For most Singapore-based investors with investable assets between SGD 500,000 and SGD 2 million, a sensible private market allocation might be 5% to 15%. This provides meaningful exposure to potential outperformance while keeping the bulk of the portfolio liquid and accessible. Investors should only allocate capital they genuinely do not need for at least 7 to 10 years.

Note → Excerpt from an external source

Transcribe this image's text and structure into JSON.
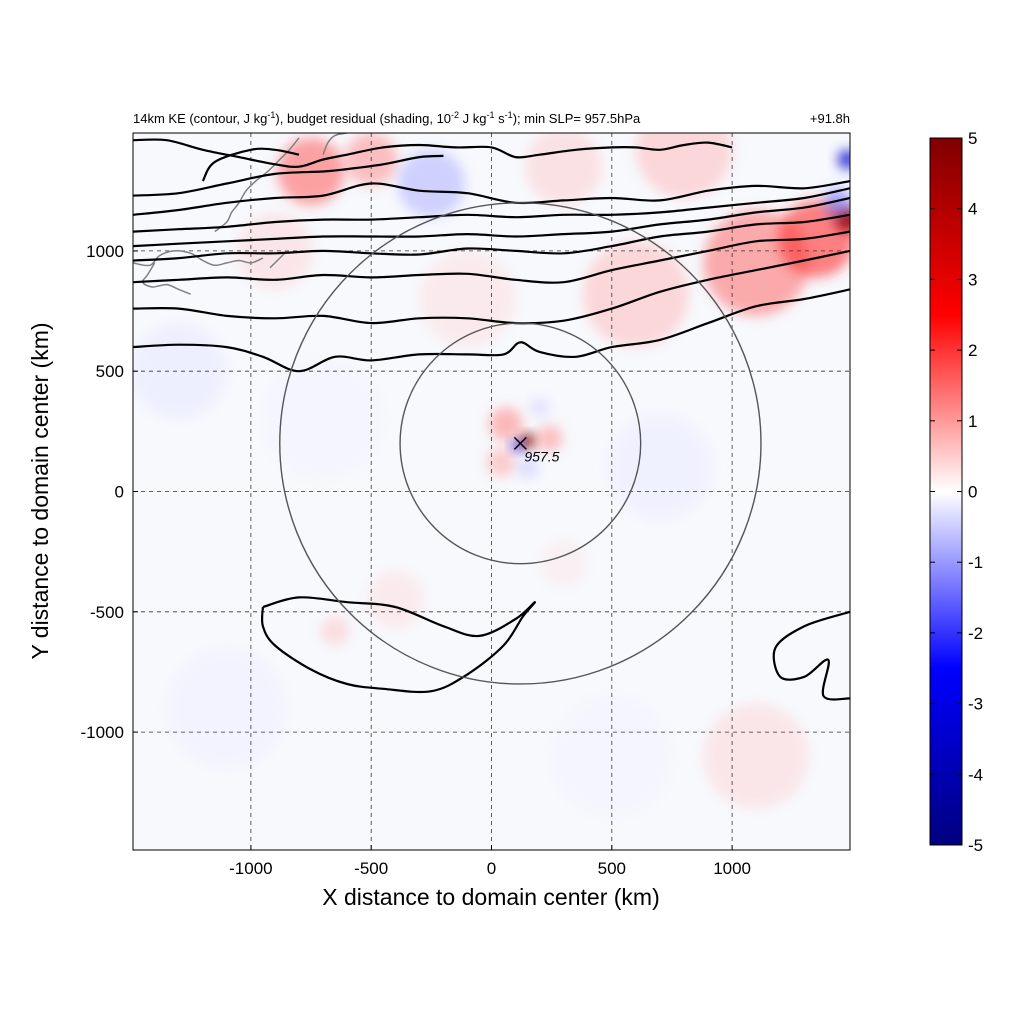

It is also worth considering the relationship between private market investments and your other holdings. If you already have significant illiquid assets (such as investment property), your private equity allocation should be smaller. The goal is to balance potential returns with overall portfolio liquidity.
The Singapore Advantage
Singapore offers several structural advantages for private market investors. The city-state's Variable Capital Company (VCC) framework, introduced in 2020, has made it a preferred domicile for private funds in Asia.[2][3] This means more high-quality fund managers are establishing Singapore-based vehicles, giving local investors easier access.
Additionally, Singapore's tax treatment of investment gains is favourable. There is no capital gains tax for individuals, meaning private equity profits are generally not taxed upon realisation.[4] This compares favourably with jurisdictions like the US, where carried interest and capital gains face significant tax obligations.
The technology and AI sector, which represents a large share of venture capital and growth equity deal flow, is also well-represented in Southeast Asia. Singapore-based private equity and venture capital firms are actively deploying capital across the region, giving investors exposure to fast-growing economies like Indonesia, Vietnam, and the Philippines.
Key Takeaways
The democratisation of private markets is a positive development for investors seeking broader diversification and return potential. However, the lowered barriers to entry do not lower the inherent risks. Illiquidity, valuation uncertainty, and higher fees require careful consideration before committing capital.
Start small, prioritise regulated platforms, and ensure private market investments fit within a well-constructed overall portfolio. If you are considering private equity as part of your wealth accumulation strategy, working with an experienced Financial Adviser Representative can help you navigate the complexities and select the right opportunities for your situation.